Как хроники влияния больших сил на отдельные судьбы, эти наиболее «французские» романы Немировски довольно прилежно натуралистичны. Письмо делается особенно живым, когда подключается ее интерес к психологии нравственного компромисса, как, например, в случае с героиней «Огней осени», когда она сомневается в пути целомудрия, который для себя выбрала. Может, ее подруги все-таки правы? А ну как воздержание уже démodé?[154] Она что же, так и останется забытой на полке вещью?
В этих двух романах Немировски показывает себя готовой перенять традиционно мужские литературные приемы вроде батальных повествований, с которыми она справляется более чем удовлетворительно. Пишет она и пространные эпизоды об эвакуации городов – забитые дороги, машины, груженные домашним скарбом, и так далее, и эти эпизоды суть репетиция мощных глав, с каких начинается «Французская сюита», где побежденные солдаты и обуянные паникой горожане сбегают от германского наступления. Эгоизм и трусость гражданского населения она ядовито осуждает.
Оба романа хронологически охватывают текущий период Второй мировой войны и, соответственно, время действия «Французской сюиты». Немировски отчетливо видела собственную роль как летописца и комментатора развертывавшихся событий, пусть и не понимала, чем обернется война. Если попробовать экстраполировать автора из ее персонажей, она, видимо, стоит за Аньес – самой незыблемой фигурой в «Благах этого мира»: «Мы построим заново. Мы все починим. Мы будем жить»[155]. Войны приходят и уходят, а Франция выстаивает. В отношении немецких оккупантов Немировски, понятно, осторожна чрезвычайно: на ее страницах их едва встретишь. Выпущенный на волю после года в лагере для военнопленных французский служивый не молвит о своих тюремщиках ни словечка.

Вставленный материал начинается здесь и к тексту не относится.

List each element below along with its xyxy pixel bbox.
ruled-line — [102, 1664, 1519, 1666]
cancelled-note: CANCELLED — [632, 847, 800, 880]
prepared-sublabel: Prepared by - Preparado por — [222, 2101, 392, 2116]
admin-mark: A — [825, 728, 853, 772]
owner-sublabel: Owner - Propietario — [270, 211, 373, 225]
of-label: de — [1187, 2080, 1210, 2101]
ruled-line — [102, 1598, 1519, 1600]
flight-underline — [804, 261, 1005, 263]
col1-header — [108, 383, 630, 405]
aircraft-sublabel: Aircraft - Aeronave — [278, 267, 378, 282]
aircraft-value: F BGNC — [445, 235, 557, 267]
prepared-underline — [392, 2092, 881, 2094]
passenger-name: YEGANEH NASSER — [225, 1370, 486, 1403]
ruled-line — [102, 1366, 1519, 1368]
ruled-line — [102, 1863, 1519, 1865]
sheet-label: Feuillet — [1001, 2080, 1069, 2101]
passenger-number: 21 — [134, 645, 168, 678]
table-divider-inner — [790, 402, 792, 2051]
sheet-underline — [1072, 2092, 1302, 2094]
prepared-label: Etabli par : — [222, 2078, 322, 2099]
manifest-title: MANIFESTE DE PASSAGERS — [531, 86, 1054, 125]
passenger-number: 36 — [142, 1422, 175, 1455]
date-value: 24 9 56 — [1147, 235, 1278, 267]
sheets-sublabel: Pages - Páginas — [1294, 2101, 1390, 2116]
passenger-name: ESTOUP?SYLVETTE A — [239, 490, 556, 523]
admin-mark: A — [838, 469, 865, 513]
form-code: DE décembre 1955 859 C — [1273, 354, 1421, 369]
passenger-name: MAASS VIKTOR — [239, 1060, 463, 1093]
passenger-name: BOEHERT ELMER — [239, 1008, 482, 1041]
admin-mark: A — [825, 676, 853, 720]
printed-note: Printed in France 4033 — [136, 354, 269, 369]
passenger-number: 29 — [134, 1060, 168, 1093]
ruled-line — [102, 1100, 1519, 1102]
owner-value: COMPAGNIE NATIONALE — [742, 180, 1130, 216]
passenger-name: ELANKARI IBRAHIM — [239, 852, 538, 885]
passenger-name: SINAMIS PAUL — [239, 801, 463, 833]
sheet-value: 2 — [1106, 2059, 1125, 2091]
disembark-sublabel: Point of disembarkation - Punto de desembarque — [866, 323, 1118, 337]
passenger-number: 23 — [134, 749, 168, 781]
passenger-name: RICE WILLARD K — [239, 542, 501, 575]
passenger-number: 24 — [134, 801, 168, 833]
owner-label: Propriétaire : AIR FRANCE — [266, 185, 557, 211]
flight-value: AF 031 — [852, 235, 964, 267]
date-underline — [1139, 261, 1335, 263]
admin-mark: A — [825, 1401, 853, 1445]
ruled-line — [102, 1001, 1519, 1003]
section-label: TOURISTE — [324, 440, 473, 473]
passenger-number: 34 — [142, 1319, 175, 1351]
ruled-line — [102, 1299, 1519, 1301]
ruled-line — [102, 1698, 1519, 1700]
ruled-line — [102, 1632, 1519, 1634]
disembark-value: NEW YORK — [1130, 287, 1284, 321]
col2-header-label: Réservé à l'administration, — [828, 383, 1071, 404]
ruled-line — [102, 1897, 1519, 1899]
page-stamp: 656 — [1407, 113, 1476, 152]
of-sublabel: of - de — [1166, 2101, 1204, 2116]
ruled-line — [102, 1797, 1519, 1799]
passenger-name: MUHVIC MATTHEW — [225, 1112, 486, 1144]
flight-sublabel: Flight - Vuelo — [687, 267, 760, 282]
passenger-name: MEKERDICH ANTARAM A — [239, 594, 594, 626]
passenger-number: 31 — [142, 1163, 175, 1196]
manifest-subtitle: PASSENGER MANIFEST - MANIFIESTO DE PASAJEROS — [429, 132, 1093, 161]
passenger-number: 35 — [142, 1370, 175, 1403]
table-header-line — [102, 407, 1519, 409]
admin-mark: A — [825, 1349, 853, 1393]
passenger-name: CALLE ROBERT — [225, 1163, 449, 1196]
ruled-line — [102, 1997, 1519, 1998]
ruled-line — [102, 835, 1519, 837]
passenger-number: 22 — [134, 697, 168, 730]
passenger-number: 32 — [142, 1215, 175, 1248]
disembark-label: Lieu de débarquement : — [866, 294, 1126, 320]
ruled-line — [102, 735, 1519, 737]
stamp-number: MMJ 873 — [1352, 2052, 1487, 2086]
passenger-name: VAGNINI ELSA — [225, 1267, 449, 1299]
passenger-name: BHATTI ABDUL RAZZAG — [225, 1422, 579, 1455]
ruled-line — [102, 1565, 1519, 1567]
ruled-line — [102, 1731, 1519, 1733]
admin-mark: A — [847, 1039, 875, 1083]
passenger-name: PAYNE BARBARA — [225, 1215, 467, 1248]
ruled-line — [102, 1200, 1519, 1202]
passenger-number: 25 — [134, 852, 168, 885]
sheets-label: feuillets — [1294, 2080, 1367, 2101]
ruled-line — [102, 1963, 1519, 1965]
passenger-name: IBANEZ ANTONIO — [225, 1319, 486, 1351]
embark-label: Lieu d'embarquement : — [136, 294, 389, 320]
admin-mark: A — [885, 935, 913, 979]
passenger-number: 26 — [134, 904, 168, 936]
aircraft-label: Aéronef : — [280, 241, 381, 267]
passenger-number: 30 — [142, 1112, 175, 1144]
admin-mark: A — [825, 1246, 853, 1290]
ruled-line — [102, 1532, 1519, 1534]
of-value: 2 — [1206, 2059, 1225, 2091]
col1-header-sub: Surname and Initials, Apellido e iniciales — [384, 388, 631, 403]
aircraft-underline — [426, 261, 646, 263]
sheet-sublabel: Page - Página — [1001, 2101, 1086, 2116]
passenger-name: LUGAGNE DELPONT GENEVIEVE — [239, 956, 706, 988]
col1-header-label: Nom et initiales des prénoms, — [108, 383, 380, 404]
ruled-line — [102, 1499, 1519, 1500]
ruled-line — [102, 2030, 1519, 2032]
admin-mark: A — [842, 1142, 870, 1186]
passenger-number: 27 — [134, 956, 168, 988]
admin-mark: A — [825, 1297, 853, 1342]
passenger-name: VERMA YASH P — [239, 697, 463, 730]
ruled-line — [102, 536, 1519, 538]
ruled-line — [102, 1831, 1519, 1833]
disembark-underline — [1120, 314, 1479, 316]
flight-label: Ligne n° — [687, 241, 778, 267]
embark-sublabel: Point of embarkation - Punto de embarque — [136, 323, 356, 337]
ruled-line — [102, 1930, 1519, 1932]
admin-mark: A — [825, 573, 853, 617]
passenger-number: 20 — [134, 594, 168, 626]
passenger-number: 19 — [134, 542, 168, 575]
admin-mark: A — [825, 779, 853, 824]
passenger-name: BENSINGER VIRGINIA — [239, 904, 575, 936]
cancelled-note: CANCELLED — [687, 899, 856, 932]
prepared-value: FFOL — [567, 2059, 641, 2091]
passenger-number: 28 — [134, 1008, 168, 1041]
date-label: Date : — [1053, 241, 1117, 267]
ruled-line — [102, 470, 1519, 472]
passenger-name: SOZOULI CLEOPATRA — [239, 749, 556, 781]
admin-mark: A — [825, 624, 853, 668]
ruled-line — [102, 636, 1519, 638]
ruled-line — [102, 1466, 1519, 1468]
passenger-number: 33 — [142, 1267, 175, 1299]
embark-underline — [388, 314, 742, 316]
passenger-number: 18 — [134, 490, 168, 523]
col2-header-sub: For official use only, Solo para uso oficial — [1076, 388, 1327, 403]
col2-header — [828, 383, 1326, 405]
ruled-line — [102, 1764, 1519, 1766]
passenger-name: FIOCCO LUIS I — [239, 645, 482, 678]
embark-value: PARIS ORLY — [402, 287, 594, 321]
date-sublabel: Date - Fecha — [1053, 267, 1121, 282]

Блокноты Немировски за последний год являют куда менее жизнерадостный взгляд на немцев, а также все большее ожесточение против французов. Можно заключить, что рукопись «Сюиты», дошедшая до нас, показывает некоторую самоцензуру. Дневники тоже открывают мрачное предчувствие, что читать ее работы будут посмертно.
Создание себя как французской романистки без всяких дефисов – лишь половина жизненного проекта Немировски. Укрепляя свою квалификацию во всем французском, она черпает и из своего российско-еврейского прошлого. В изданном в 1940 году, непосредственно перед тем, как ограничения на публикацию еврейских авторов вступили в силу, романе «Les Chiens et les loups»[156] главная героиня – Ада Стиллер, еврейская девочка, выросшая в Украине, но переехавшая в Париж, где она кое-как сводит концы с концами, рисуя сцены мира, который она оставила, сцены, для французских вкусов слишком «достоевские» по тону[157]. Сложное построение сюжета с участием состоятельных родственников и финансовых махинаций приводит к тому, что Аду депортируют из Франции; книга завершается на том, что Аде предстоит смутное будущее матери-одиночки где-то на Балканах.
Ключевая идея «Псов» – вопрос ассимиляции. Ада разрывается между двумя мужчинами: Гарри, отколовшимся от богатой русско-еврейской семьи и женатым на француженке-нееврейке, но мистически тянущимся к Аде, и Беном, «махером»[158] из того же местечка, что и Ада, который уверен, что они с Адой наследуют одну и ту же разновидность «безумия», какая отличает их от «картезианских» французов[159]. К кому из этих двоих ей прибиться? На чью сторону сердце склонится: на сторону псов вроде Гарри, укрощенных, ассимилировавшихся, или же волков, как Бен?